Appuyer les innovateurs de la santé dans le monde en développement

DHAKA – En 2012, la Déclaration de Londres sur les maladies tropicales négligées a proposé une nouvelle vision audacieuse de la coopération internationale, dans laquelle les réseaux et la mondialisation pourraient étayer les initiatives mondiales dans le Sud pour éradiquer des maladies mortelles qui touchent disproportionnellement les collectivités les plus démunies. La Déclaration de Londres — la plus importante collaboration mondiale de santé publique jusqu’ici — a aidé à cultiver la confiance dans l’ordre mondial fondé sur les règles qui sont apparues après la Seconde Guerre mondiale.


Mais cette confiance chèrement gagnée est maintenant en grave danger alors que les forces populistes du monde occidental ne cessent de faire feu sur les engagements de leur pays en matière d’aide étrangère. En particulier, le président Donald Trump a annoncé des réductions spectaculaires au budget d’aide internationale des États-Unis, dans le but d’apaiser des électeurs américains mécontents de leurs conditions économiques et qui veulent que leurs impôts soient dépensés au pays. Ce que cette politique à courte vue ignore c’est que les retombées à long terme de l’aide à la recherche médicale dans l’hémisphère Sud l’emportent sur les coûts à court terme.

À titre de chercheur du Centre international de recherche sur les maladies diarrhéiques du Bangladesh (icddr,b), j’ai été intimement lié aux initiatives locales pour éradiquer la leishmaniose viscérale (LV, aussi connu sous le nom de kala-azar), l’une des maladies couvertes par la Déclaration de Londres.
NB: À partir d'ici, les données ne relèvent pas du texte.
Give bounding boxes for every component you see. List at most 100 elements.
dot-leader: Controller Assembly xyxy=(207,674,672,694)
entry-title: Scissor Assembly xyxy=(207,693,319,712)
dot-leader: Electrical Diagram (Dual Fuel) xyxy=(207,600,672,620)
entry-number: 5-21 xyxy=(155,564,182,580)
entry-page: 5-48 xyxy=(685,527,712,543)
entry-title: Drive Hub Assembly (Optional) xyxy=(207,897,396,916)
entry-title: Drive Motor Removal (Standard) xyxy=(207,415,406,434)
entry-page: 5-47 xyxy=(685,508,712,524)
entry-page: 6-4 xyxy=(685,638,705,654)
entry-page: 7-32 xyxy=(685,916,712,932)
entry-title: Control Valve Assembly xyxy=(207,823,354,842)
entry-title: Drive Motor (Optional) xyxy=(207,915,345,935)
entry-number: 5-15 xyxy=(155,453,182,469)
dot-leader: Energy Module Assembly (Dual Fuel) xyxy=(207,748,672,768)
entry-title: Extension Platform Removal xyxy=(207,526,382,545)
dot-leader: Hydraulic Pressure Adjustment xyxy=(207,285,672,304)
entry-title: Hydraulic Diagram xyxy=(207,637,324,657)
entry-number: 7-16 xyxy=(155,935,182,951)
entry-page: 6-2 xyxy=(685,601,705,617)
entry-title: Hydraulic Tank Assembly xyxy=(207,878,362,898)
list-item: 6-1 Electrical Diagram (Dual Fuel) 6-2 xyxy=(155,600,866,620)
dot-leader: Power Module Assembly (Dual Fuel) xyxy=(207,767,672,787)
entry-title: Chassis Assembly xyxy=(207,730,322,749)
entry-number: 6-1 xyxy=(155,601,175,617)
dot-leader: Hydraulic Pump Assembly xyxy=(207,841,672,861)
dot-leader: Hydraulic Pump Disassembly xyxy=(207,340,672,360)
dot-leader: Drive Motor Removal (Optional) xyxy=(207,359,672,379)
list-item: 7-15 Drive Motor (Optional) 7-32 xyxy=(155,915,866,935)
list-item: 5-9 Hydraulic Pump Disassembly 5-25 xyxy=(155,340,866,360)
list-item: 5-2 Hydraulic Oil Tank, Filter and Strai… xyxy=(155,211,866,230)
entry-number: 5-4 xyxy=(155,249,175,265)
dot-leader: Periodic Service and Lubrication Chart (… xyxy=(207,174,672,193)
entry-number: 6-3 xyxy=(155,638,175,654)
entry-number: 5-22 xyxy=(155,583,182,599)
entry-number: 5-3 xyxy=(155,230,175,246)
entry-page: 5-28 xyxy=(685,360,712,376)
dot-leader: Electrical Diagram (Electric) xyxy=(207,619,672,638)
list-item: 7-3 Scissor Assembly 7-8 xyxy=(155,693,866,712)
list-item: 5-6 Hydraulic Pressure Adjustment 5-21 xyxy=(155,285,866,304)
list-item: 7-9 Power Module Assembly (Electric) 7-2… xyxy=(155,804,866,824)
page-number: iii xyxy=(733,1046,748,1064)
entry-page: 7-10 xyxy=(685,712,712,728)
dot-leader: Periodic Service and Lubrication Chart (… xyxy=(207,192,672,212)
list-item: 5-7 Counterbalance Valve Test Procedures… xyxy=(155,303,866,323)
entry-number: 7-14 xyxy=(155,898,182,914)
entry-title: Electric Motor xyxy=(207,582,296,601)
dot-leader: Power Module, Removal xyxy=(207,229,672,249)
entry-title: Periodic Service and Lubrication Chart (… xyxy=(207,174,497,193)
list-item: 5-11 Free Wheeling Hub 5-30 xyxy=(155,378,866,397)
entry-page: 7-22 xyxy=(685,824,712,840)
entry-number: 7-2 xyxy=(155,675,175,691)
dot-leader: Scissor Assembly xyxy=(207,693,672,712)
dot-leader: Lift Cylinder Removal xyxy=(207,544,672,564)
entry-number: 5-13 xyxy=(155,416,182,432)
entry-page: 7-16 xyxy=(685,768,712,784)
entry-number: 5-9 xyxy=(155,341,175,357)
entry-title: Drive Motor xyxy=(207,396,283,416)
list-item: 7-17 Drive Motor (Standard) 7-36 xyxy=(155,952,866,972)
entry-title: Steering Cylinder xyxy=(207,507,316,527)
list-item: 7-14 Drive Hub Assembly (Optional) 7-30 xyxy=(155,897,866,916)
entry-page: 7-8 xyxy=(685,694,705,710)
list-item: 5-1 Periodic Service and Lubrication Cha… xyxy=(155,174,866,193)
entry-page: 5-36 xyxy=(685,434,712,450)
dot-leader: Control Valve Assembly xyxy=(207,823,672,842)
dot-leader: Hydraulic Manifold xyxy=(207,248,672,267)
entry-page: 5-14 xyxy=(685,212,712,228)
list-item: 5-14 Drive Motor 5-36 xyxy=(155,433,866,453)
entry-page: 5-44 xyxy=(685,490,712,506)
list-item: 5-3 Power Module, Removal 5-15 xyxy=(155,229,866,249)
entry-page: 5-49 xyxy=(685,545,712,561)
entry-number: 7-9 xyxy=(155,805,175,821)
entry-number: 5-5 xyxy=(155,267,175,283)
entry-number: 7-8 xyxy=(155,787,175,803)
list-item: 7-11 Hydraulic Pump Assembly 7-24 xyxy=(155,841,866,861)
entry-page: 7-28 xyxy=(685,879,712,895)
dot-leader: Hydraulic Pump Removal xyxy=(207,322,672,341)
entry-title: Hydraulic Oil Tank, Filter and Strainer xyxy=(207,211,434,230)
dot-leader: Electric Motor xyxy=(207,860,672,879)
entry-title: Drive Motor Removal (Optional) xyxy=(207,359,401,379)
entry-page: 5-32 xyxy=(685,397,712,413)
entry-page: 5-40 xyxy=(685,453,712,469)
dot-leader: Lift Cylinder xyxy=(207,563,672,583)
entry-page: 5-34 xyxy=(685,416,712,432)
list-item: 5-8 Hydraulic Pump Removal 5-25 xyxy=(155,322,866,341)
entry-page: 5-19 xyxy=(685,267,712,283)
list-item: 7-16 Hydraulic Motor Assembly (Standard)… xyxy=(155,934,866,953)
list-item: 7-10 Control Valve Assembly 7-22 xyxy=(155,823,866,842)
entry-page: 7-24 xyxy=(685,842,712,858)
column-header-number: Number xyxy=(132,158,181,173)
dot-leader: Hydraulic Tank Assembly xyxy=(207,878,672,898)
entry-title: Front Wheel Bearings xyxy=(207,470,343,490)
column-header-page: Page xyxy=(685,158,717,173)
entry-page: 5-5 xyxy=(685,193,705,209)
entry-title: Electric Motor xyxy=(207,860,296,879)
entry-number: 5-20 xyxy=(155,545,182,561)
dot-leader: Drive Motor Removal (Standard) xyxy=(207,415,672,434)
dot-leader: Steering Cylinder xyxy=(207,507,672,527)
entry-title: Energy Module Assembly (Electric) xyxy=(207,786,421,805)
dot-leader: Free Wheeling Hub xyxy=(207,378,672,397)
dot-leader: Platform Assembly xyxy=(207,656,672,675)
Grâce à l’appui généreux de donateurs internationaux, j’ai été en mesure de mener des recherches fondatrices dans le domaine.

Déjà en 2006, dans des recherches financées par le Programme spécial de recherche et de formation concernant les maladies tropicales (TDR) par l’Organisation mondiale de la santé, je constatais l’absence complète d’initiatives de lutte aux phlébotomes dans des districts où la LV — propagée par une seule espèce de phlébotome — était à l’état endémique. Cette constatation fut une prise de conscience pour les responsables politiques et a amorcé le lancement d’initiatives de lutte aux phlébotomes dans tout le pays.

Des années plus tard, faisant partie des recherches financées par la Fondation UBS Optimus sur les méthodes de protection des ménages contre les insectes, mon équipe a mis au point de nouvelles technologies — des revêtements durables de murs imbibés d’insecticide deltaméthrine — qui étaient efficace pour tuer les phlébotomes jusqu’à un an après application. Nous effectuons actuellement des essais d’autres solutions durables de lutte aux insectes, y compris des peintures murales mélangées à trois insecticides différents.

Ces travaux ont des implications autres que pour la LV – et au-delà du Bangladesh. La pulvérisation intérieure demeure la méthode la plus couramment utilisée pour la protection des ménages contre les insectes dans le monde entier. Mais dans les collectivités rurales isolées, les solutions que nous étudions sont sans doute plus robustes, pratiques et efficaces contre les phlébotomes, mais aussi contre les insectes vecteurs de maladies, comme les moustiques infectés par le Zika.

J’ai également participé aux recherches sur les nouveaux types de transmission de LV. Après la convalescence LV, bon nombre de patients au Bangladesh développent une condition appelée leishmaniose dermique maculaire post-kala-azar (LDPK). Afin de trouver si les patients atteints de cette condition agissent comme foyer d’infection de la LV — et ainsi augmenter notre capacité d’éradiquer ce mal — mon équipe et moi avons installé un insectarium pour élever des phlébotomes stériles.

Notre insectarium — financé par l’Initiative sur les médicaments contre les maladies négligées et la Fondation espagnole pour la Coopération internationale — est l’une des sept installations dans le monde (la majorité d’entre elles étant situé dans des pays développés). Il s’agit d’une ressource permanente et précieuse pour la recherche dans la lutte aux vecteurs de transmission de la maladie au Bangladesh.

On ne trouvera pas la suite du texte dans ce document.